Nitrogen management: Using site-specific strategies to balance agronomic and environmental goals of winter wheat production in the inland Pacific Northwest

Fertilizer management is challenging in the inland Pacific Northwest USA because of its rolling landscape and variable climate. Winter wheat yield goals vary greatly within and across fields, and so a one-size-fits-all approach to nitrogen fertilizer management is inefficient. Site-specific fertilization strategies are needed to match nitrogen supply with variable crop demand. Like elsewhere, the region has adopted a three-pronged approach that involves (1) the implementation of precision agriculture technologies, (2) the utilization of spatial soil, terrain, and crop data to predict crop performance, and (3) the evaluation of site-specific practices. This presentation will feature the regional application of remote sensing and other technologies to collect georeferenced crop and soil data, which is then used to assess crop performance and create site-specific fertilizer management plans. The presentation will also highlight evaluation tools being developed to establish nitrogen use efficiency thresholds for meeting agronomic and environmental goals. 

This talk was prepared with co-authors: Dave Brown (Washington State University) and Erin Brooks (University of Idaho)

Tai McClellan Maaz (speaker)
Nitrogen Program Director
Washington State University, IPNI
Pullman, WA, NA 99164-6420
Dr. Tai McClellan Maaz is the newly appointed director of IPNI’s nitrogen program. Prior to the IPNI, Tai was a USDA-NIFA Post-doctoral Fellow at Washington State University in Pullman, Washington.
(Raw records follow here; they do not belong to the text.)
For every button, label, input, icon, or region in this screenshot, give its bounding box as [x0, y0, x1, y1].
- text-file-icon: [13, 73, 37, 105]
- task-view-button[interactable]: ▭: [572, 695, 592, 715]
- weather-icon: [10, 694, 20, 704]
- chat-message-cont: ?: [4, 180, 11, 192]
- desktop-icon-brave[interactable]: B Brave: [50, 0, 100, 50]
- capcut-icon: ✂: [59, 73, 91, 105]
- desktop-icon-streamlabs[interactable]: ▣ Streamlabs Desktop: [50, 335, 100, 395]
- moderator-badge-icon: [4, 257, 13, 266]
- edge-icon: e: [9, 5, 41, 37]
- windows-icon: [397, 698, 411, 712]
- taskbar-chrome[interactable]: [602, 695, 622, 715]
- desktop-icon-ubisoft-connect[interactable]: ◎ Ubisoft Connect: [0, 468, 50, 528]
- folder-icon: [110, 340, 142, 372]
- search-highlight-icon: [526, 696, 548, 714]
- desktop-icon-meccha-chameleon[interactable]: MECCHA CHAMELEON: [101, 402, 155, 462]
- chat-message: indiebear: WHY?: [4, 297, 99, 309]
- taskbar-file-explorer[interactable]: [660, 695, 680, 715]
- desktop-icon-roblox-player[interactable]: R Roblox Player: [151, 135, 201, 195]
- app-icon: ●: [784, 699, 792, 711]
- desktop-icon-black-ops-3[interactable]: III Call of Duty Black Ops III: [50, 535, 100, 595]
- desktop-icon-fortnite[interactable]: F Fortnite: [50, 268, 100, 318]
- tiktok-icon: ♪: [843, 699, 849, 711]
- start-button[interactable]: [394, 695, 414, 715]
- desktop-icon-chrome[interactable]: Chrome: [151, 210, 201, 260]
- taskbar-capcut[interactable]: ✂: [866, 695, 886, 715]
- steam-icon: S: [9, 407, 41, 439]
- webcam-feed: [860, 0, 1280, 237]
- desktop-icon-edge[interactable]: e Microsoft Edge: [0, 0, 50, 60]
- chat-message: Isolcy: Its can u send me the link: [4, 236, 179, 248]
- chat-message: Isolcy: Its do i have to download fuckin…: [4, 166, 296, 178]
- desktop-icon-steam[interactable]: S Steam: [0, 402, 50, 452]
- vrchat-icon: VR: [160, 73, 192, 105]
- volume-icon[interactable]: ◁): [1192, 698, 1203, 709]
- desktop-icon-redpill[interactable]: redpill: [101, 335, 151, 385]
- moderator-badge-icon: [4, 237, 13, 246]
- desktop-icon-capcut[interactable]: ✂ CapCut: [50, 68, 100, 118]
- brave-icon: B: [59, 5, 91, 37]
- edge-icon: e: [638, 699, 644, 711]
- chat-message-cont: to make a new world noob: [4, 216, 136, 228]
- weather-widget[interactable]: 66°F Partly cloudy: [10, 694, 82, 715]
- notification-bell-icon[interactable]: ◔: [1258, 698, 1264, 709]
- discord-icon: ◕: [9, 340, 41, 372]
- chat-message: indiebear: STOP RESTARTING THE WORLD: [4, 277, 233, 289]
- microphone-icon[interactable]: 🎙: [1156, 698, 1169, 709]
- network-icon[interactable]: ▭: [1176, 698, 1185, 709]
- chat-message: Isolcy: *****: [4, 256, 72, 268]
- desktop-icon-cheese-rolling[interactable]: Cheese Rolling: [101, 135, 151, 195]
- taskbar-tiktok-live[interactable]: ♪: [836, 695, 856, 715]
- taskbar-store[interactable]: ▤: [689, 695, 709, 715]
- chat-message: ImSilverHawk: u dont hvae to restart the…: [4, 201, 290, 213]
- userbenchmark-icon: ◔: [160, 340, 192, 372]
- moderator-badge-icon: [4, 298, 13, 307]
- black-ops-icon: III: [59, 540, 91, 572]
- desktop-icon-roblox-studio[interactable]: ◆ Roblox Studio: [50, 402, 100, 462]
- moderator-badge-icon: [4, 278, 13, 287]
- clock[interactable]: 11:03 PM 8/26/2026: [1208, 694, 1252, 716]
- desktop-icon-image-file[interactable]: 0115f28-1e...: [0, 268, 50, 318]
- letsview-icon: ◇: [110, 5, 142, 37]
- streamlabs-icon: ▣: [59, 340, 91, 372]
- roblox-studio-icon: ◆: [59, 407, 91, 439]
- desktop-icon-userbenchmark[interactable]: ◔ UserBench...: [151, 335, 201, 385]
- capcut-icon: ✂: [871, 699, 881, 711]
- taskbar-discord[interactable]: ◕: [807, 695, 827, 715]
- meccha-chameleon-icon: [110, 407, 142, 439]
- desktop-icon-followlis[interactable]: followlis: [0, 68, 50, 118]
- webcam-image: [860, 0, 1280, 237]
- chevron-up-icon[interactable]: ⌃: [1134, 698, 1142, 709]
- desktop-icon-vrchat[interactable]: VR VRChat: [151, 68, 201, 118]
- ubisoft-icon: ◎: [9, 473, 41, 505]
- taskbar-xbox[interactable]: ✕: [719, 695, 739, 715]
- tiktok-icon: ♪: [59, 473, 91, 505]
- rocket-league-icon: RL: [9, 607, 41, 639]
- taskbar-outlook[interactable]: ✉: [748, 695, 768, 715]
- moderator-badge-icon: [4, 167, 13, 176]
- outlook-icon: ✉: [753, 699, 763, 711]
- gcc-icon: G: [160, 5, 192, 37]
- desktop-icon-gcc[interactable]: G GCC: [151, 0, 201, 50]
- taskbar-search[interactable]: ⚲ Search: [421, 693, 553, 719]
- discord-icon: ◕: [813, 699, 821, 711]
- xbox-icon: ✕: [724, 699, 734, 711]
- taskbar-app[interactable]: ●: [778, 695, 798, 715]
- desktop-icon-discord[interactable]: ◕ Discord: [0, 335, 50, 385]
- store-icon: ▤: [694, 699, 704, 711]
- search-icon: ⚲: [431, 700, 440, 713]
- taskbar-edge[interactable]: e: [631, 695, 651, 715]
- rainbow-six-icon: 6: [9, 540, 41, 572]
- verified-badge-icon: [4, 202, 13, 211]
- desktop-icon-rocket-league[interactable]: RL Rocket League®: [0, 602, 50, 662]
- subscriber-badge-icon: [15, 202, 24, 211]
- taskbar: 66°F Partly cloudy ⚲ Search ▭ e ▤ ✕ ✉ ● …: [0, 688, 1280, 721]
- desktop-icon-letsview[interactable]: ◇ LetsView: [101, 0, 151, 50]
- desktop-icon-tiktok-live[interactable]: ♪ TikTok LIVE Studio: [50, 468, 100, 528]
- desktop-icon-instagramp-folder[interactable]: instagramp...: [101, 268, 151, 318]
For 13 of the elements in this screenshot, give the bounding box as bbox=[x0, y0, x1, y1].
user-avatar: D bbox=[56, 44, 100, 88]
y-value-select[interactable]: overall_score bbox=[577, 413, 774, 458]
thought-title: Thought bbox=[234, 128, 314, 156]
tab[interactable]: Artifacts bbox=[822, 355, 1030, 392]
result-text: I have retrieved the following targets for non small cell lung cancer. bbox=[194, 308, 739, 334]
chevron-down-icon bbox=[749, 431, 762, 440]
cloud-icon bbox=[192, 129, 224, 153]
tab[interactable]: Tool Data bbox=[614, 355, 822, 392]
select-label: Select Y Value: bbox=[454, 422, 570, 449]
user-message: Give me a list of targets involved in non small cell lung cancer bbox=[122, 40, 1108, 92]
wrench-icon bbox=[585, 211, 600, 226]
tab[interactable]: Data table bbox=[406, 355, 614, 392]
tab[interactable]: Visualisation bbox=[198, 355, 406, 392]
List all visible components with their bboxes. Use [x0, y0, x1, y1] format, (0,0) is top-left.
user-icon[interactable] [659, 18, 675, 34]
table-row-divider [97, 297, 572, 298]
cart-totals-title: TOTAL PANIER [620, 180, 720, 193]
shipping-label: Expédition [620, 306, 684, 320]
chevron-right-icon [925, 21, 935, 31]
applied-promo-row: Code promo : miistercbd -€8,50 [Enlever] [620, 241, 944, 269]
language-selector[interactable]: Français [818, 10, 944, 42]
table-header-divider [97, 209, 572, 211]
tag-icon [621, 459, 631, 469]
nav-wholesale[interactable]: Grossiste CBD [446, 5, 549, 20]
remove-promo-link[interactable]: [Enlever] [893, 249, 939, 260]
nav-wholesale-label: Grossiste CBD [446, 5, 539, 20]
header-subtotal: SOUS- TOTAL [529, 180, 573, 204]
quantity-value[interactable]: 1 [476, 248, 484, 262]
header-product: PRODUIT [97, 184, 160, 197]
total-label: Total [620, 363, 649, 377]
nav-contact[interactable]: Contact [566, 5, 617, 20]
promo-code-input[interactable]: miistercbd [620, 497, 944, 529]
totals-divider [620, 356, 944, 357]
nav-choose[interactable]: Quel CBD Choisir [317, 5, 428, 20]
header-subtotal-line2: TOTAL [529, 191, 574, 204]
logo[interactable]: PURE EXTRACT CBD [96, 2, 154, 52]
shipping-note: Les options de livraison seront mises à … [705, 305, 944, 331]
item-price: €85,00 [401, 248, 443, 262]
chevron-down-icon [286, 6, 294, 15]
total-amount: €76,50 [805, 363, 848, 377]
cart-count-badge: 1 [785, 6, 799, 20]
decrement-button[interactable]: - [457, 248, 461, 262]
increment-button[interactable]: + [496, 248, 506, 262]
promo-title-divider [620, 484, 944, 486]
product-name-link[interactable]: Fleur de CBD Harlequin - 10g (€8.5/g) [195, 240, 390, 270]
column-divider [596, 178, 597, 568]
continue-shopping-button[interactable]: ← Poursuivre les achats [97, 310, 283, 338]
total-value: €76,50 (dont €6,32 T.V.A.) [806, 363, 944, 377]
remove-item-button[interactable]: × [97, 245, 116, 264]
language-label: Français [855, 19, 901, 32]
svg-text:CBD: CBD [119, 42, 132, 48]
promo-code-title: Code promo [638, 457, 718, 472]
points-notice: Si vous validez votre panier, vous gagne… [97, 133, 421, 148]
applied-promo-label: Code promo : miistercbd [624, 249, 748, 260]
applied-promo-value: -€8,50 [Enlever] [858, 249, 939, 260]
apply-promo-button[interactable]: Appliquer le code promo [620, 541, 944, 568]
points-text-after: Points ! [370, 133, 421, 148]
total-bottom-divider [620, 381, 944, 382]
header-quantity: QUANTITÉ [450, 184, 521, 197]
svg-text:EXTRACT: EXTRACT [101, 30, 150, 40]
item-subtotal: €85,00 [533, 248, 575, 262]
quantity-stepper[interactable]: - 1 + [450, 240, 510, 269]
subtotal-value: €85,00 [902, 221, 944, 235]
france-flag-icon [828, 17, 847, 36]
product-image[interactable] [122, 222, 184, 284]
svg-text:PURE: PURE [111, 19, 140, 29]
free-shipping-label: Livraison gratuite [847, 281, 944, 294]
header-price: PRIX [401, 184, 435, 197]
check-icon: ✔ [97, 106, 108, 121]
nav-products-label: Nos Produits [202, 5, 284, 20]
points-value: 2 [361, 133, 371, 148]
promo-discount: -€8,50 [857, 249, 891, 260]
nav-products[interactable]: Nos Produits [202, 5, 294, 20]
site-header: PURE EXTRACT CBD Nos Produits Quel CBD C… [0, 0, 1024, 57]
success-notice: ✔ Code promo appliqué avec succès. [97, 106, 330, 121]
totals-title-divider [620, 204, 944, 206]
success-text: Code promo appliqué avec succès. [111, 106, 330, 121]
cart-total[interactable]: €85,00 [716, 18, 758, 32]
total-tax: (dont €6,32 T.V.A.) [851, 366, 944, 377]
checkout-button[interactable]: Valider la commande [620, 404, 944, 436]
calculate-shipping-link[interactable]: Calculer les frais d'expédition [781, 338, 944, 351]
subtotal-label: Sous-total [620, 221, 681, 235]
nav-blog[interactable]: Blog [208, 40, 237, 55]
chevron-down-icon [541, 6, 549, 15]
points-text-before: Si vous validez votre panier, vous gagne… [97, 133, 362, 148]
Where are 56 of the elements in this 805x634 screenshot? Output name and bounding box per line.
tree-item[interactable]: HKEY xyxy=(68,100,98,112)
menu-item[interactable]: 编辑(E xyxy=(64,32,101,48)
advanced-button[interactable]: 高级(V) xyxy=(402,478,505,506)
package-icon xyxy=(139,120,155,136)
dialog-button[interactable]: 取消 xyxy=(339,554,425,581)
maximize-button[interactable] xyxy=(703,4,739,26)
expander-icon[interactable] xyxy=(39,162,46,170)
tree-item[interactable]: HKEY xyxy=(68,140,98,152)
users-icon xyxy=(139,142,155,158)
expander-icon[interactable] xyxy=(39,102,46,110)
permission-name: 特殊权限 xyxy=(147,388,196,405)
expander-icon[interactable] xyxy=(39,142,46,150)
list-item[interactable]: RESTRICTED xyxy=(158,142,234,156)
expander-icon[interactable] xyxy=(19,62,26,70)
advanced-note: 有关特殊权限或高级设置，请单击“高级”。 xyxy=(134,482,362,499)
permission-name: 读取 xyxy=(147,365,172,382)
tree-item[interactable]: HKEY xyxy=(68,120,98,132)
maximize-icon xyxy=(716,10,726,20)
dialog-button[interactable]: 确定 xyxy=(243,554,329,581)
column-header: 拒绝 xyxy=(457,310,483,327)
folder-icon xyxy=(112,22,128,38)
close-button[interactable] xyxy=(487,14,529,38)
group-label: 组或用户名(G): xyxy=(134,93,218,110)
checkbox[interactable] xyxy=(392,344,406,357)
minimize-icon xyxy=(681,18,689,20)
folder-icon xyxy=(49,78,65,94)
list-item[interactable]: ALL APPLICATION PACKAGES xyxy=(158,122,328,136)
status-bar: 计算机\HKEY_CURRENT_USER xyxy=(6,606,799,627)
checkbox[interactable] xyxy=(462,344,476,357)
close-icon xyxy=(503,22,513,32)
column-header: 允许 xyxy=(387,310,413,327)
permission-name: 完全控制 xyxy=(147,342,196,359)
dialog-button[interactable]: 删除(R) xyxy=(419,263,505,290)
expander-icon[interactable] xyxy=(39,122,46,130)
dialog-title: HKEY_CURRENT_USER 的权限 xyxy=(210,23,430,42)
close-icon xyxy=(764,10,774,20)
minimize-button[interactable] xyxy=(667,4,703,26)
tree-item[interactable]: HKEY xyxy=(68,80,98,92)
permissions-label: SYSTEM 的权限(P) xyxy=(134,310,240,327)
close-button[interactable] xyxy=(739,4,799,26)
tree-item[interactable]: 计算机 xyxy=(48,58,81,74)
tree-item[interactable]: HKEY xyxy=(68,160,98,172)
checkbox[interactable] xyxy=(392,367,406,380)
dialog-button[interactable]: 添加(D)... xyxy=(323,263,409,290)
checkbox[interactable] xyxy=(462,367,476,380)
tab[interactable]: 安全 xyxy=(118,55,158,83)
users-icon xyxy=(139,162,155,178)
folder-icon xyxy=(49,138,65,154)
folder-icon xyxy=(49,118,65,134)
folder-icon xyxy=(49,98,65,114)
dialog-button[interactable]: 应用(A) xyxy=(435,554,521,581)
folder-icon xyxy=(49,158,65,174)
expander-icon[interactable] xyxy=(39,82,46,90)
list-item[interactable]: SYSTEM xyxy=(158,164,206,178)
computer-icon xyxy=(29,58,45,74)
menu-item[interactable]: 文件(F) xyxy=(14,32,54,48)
She received her Ph.D. in soil science from Washington State University, and her M.S. and B.S. from the University of Hawaii at Manoa-Tropical Plant and Soil Sciences. As a Ph.D. student, she received training in the National Science Foundation (NSF) Integrated Graduate Education Research Training (IGERT)’s Nitrogen Systems: Policy-oriented Integrated Research and Education (NSPIRE) program. In 2013, she was a recipient of the IPNI Scholar Award.